Así que tomaba decisiones inmediatas. Por ejemplo. Rompí por la mitad un dibujo que no sabía si era magnífico o una puta mierda. Lo rumiaba. Vomitaba gratitud. Me masturbaba con mi imagen pero no me corría. Me quedaba con los pantalones bajados y miraba el dibujo. Era una basura. O no. Sí, lo era, era un dibujo y yo una vaca marcada, y no me salvaba nadie. Llegaba a sentir que el dibujo tenía más importancia. Llegaría más lejos que yo por no serlo, y más aún si lo presentaba alguien distinto de mí.
Me creía capaz de entregarlo, <tómalo> y que lo presentase otro bajo su nombre. ¿Qué importa? Sé que es mío. Es un jodido dibujo. Por éso. La gente no juzga los dibujos, no son malas personas; son dibujos.
Lo rompí sin más. In facto. Son tomar una decisión, mi pulso saltó como un resorte. La hoja gimió y seseó como una víbora.
Me hacía, pensar eso, darle vueltas a lo mismo cada mañana. Me miraba en el espejo y veía un dibujo húmedo. Una hoja de papel zafia e inútil. Una hoja más llena de pus, vómito y rojeces febriles.
Apunté a la cabeza con un revólver. Siempre queda más encajado su tambor cromado y el garfio acerado de sus líneas. Siempre es más dramático. Convenciones. Qué cantidad de sandeces. El cáncer, el cáncer es un drama.
En el espejo arranqué el percutor como una sierra mecánica y, sin detenerme, me descerrajé un tiro en la sien. Lo que llaman ''tapa'' son las esquirlas y trozos de cráneo. Durante casi un segundo sentí el taladro plúmbico arremolinando los tejidos con un torno súbito y violento. Salió a escasas milésimas esparciendo una mezcla espesa de sangre y cerebro por toda la pared. Algo salpicó el espejo. Me sangraron los oídos. Estoy muerto. Ni me noté caer al suelo; estaba muerto antes de dejar caer la soga. Solo. Con los zapatos puestos. Solo. Es romántico escribir y estar solo y morir por ello. No, no lo es.
No hace falta que diga que nadie se ha volado la cabeza. En fin.

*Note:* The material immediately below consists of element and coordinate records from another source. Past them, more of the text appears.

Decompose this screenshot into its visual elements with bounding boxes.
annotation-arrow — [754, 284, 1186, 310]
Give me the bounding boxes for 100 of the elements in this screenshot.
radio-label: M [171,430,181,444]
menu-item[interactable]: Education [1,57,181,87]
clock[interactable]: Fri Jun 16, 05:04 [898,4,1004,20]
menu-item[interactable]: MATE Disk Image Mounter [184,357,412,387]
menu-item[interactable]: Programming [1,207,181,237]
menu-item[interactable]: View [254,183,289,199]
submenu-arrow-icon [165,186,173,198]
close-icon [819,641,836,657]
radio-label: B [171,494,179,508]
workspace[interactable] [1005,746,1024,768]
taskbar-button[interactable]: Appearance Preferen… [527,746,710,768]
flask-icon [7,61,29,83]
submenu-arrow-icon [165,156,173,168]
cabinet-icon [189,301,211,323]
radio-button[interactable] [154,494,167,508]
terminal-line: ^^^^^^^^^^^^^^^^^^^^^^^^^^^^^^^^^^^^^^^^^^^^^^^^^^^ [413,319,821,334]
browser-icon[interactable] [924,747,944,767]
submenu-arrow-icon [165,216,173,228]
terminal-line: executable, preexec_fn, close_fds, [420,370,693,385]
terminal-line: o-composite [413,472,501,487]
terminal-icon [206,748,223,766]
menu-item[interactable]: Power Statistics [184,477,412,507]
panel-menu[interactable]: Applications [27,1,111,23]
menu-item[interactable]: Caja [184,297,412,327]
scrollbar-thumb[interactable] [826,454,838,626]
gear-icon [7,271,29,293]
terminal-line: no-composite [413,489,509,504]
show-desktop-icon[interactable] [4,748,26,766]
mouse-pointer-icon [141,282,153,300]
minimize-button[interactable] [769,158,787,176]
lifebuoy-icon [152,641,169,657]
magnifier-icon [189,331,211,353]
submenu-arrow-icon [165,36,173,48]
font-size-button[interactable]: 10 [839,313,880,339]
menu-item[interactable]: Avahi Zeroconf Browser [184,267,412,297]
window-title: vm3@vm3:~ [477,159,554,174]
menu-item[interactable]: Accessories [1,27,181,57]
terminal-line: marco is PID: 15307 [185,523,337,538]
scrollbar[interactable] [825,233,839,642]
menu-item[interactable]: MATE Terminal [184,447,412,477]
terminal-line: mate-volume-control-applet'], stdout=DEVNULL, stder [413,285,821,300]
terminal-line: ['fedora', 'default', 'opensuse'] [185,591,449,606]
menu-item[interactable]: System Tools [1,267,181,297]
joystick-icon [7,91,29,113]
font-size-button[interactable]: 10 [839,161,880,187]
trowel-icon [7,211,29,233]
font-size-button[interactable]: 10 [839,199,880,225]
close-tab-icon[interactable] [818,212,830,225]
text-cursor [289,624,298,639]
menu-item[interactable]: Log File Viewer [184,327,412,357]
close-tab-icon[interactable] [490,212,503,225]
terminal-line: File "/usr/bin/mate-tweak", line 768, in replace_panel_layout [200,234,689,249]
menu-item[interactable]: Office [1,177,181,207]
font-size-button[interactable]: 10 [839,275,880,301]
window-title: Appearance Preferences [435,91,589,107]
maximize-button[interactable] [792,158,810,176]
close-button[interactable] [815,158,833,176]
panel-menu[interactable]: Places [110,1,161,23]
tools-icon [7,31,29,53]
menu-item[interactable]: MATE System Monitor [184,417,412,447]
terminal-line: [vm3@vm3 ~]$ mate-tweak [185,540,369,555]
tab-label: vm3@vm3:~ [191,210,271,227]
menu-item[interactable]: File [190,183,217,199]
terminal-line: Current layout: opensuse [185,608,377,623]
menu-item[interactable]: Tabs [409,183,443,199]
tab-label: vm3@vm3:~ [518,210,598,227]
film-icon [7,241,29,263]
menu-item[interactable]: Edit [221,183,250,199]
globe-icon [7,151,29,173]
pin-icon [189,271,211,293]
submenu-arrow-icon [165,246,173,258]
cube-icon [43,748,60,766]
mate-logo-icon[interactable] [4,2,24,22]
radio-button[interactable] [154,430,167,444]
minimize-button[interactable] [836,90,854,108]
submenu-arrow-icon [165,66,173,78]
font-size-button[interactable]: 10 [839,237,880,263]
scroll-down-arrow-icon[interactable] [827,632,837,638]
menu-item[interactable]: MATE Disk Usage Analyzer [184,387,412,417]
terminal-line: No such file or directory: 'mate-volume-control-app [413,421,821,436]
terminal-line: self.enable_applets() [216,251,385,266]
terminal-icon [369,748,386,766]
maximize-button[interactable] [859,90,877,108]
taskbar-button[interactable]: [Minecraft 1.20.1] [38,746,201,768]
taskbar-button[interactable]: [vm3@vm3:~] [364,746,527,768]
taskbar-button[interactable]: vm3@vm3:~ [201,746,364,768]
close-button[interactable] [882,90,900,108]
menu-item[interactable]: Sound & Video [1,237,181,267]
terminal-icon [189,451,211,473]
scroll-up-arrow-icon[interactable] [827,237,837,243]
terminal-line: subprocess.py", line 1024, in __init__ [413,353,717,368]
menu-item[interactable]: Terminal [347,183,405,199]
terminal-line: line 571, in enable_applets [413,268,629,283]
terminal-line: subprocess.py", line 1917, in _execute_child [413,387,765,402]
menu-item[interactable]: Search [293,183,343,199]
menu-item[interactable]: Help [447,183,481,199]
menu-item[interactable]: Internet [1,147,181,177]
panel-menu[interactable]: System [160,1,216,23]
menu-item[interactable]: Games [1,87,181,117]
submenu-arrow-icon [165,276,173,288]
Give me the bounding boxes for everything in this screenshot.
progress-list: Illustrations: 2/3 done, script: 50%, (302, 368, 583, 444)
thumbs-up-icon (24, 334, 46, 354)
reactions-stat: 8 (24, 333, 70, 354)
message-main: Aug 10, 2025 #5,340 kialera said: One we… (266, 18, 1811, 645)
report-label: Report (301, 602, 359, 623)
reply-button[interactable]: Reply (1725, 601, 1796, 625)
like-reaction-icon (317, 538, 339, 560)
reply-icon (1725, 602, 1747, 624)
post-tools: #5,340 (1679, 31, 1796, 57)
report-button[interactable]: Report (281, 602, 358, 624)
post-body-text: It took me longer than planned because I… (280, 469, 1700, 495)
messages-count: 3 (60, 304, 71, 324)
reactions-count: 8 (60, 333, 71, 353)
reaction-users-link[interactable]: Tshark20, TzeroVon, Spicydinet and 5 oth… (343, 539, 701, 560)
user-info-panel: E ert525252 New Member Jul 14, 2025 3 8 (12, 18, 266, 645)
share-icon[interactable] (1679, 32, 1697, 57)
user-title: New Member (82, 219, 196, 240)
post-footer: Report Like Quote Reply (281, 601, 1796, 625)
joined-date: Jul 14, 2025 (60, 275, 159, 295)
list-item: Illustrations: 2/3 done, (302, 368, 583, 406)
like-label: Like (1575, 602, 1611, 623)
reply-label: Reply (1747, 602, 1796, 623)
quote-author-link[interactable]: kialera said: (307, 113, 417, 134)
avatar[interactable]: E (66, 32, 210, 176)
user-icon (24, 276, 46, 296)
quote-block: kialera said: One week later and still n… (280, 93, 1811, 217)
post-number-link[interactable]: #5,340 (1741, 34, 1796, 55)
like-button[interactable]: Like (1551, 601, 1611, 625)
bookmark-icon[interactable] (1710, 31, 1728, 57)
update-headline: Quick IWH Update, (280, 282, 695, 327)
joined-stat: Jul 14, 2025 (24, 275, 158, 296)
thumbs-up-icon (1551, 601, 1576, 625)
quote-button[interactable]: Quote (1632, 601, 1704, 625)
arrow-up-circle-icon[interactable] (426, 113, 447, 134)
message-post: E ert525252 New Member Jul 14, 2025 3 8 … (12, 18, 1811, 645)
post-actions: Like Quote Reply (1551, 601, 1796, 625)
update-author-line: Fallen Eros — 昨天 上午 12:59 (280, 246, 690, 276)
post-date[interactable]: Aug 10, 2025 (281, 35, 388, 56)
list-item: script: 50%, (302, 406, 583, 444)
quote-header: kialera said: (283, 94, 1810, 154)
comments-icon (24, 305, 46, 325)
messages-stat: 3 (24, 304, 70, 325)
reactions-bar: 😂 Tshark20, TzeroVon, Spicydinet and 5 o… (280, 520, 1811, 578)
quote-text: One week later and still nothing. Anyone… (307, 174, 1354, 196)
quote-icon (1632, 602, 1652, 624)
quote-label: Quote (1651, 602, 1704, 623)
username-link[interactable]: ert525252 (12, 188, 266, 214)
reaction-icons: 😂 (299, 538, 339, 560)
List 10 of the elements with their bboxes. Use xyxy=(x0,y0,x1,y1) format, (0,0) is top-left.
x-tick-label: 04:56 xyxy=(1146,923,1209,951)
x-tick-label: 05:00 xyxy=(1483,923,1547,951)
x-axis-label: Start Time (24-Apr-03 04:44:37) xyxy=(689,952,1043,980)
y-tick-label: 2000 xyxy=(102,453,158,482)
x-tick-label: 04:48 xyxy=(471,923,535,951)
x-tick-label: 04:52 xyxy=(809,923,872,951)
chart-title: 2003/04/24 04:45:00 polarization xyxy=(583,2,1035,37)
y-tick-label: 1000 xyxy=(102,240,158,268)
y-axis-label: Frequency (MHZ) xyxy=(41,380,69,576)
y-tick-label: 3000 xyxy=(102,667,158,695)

La fiebre del glotón, del vago, del gordo.
Físicamente, estoy cansado, como un cabrón. Y me quejo del cansancio. Cambiaría mi garganta. Podría morir, pero quizás tuviese un mes de impavidez real hasta creer en Dios como por arte de magia antes de expirar.
Pues éso, la fiebre del cabrón cansado. Demasiado cabrón para tan poca fiebre.